For almost fifty years, teams of powerboat racers have flocked to the River Seine about ninety miles west of Paris to compete in the 24 Hours of Rouen. Often dubbed “most grueling race in powerboating,” the event has seen its share of triumph and tragedy. The most recent tragedy happened in 2010 when a raceboat collided with a safety boat and left one person dead, which prompted race organizers to go from a single-day, 24-hour race to a two-day, 12-hour racing format in 2011.

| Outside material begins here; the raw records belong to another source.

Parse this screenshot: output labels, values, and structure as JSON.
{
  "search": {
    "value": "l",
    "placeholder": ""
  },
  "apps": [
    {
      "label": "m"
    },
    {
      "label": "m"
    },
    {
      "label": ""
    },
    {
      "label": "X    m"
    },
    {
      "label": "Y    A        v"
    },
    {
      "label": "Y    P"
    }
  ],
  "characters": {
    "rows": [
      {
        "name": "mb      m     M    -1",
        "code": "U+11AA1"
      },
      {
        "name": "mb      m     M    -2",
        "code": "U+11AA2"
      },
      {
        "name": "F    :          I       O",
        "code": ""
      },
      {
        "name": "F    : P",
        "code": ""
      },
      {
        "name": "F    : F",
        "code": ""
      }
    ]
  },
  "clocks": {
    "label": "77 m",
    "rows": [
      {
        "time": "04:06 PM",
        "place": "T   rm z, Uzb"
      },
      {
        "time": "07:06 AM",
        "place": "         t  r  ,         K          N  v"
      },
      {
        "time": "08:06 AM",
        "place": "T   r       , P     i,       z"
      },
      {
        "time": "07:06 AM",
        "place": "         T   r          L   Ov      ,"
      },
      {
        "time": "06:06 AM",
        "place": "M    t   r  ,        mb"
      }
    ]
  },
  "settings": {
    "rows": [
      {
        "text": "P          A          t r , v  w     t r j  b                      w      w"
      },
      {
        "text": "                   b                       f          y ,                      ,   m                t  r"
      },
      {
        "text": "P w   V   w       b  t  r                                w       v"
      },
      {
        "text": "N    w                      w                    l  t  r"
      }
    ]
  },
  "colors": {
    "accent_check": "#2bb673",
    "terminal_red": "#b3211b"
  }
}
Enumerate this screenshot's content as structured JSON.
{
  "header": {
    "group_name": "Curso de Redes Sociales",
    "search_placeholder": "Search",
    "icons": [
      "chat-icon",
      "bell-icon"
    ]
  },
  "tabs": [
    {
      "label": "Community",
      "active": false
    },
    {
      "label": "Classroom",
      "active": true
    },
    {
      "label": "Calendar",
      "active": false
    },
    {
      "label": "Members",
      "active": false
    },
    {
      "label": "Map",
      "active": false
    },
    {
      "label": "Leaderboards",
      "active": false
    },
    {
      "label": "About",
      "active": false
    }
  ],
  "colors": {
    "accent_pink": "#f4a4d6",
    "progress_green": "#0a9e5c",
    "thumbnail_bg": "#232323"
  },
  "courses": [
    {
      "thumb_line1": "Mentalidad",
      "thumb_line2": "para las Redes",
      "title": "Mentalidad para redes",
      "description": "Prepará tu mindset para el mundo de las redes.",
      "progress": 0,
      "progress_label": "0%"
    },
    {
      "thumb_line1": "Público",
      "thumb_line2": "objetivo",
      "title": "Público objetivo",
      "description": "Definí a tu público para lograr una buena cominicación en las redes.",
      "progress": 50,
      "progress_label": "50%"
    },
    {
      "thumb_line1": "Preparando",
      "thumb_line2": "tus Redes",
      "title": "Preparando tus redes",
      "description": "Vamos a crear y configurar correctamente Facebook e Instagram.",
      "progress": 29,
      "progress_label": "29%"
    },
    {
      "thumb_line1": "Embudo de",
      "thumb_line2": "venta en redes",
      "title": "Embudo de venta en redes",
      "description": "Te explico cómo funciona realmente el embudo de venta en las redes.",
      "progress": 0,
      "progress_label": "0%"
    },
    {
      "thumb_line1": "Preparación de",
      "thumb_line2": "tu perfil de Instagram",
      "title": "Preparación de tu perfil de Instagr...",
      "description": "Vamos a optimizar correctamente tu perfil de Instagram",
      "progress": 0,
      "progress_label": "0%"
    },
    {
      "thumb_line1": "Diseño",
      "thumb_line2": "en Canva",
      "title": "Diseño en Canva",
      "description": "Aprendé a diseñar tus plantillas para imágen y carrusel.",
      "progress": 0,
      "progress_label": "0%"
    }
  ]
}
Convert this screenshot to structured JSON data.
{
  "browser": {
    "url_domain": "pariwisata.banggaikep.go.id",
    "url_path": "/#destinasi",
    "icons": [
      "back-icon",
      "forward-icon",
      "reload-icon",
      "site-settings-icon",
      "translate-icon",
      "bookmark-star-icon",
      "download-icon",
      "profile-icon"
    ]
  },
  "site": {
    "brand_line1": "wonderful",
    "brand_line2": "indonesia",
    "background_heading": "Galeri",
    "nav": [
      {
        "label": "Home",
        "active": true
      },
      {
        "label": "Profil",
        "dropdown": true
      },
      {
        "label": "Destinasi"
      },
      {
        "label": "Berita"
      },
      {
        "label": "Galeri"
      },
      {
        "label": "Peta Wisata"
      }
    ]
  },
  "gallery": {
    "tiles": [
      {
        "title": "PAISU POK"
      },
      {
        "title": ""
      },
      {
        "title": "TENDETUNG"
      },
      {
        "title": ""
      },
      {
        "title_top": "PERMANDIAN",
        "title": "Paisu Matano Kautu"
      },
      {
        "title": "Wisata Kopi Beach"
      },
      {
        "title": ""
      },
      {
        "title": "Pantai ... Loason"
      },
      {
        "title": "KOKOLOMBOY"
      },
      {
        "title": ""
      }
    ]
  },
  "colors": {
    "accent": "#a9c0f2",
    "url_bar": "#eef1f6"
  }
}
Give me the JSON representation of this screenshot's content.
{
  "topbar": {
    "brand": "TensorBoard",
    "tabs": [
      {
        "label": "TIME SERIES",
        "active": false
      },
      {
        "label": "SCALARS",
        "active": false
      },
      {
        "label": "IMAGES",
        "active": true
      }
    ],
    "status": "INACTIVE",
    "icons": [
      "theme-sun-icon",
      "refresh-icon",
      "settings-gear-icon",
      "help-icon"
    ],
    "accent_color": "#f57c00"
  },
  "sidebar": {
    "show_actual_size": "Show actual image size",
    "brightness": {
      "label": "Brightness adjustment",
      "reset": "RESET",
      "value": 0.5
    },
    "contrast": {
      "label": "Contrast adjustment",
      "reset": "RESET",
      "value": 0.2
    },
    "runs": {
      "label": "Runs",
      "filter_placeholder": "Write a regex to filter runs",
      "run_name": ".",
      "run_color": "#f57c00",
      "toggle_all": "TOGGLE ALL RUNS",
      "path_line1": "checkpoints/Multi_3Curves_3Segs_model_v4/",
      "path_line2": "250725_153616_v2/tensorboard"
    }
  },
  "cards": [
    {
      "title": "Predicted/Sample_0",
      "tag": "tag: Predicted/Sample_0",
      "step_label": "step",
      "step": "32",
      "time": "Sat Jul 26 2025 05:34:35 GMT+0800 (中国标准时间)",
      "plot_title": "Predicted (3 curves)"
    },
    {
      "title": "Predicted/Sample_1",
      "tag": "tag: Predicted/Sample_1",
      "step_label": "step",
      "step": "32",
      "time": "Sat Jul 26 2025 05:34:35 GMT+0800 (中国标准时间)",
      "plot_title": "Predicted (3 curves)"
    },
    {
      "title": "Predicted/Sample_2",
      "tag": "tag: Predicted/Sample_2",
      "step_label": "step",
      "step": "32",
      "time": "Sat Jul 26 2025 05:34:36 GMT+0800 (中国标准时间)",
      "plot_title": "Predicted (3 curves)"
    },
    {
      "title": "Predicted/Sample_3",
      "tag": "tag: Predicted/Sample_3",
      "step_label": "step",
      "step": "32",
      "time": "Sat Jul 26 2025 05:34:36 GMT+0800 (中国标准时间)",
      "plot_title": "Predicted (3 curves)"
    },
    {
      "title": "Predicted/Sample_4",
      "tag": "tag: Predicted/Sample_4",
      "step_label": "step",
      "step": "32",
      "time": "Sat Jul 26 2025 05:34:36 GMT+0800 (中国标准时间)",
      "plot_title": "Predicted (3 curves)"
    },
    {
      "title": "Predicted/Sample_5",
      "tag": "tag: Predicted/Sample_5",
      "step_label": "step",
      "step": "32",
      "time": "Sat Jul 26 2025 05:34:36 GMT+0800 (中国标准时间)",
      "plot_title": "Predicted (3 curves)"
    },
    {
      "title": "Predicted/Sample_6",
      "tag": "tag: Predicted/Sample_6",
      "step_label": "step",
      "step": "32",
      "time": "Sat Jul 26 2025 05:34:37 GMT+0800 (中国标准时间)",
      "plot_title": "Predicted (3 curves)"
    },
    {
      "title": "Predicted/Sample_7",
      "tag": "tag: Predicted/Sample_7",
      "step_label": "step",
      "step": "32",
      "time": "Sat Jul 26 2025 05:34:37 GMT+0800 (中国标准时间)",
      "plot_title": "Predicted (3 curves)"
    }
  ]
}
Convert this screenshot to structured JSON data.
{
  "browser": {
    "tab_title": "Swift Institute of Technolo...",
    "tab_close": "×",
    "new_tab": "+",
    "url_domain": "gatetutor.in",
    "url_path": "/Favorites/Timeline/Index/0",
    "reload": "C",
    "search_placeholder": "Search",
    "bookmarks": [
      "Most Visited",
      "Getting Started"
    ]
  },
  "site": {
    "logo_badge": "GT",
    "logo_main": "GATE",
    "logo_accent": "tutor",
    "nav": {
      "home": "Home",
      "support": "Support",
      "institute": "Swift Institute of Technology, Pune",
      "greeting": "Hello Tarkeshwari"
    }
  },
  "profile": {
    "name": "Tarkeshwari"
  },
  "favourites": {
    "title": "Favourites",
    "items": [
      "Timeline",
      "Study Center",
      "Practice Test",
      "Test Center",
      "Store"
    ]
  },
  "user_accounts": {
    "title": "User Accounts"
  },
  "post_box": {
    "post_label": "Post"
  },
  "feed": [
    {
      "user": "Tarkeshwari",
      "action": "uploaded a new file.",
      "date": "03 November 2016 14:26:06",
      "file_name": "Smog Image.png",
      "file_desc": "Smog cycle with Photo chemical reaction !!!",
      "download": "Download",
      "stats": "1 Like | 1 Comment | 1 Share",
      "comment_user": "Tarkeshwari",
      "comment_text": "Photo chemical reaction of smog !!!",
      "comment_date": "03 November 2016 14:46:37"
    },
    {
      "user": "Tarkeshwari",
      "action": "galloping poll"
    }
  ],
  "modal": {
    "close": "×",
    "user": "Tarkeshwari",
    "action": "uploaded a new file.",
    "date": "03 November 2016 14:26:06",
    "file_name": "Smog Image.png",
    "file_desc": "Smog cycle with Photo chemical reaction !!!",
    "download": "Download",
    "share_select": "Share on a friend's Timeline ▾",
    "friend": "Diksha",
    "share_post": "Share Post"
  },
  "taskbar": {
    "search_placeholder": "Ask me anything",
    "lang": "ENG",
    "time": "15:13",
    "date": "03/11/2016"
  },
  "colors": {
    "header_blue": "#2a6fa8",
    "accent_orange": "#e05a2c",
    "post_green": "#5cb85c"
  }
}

This year, the 24 Hours of Rouen moves to a new three-day, eight-hours-of-racing-a day format. What’s more, for the first time in the event’s history the field will include an international team of women racers when Tammy Wolf from Canada, Bimba Sjoholm of Sweden, Mette Bjerknaes of Norway and Marie-Line Henricher of France take to the water. The team of experienced female racers will run—in mandatory two-hour shifts—in a carbon fiber Moore hull-tunnel boat powered by a 2.5-litre Mercury OptiMax two-stroke outboard engine.
The race includes Formula 1, Formula 2, and Formula 3 classes. Though it does not have a formal name at present, the all-woman team will compete in the Formula 2 class. In addition to competing within their classes, all entries are eligible in the overall category. That makes sense given the grueling nature of the endurance event, which is as tough on hardware as it is on drivers.
Although the competitors no longer race around the clock, the 1:30 p.m. to 9:30 p.m. running time on all three days ensures that each team will have to contend with running at night. Despite lights on each boat, running after dark has proven to be the most treacherous aspect of the race over the years.
There are two other significant challenges racers face in the 24 Hours of Rouen. First, the Seine is not closed to traffic during the event, which means racers have to share the river with other vessels, including commercial barges that create huge wakes. Second, the river is close enough to the Atlantic Ocean to be tidal. An incoming tide combined with the river flowing to ocean can create 3- to 5-foot back-rollers.
Backing the all-woman team in the 2012 event is Peters & May, the world leader in yacht and powerboat logistics and transportation. At present, the United Kingdom-based company sponsors almost twenty teams.
“We like the idea of multinational teams," said David Holley, the chief executive officer of Peters & May, in a press release from the company. "Here, we have a global team, all women and the first North American woman to compete at Rouen. It's exciting to be a part of something historic."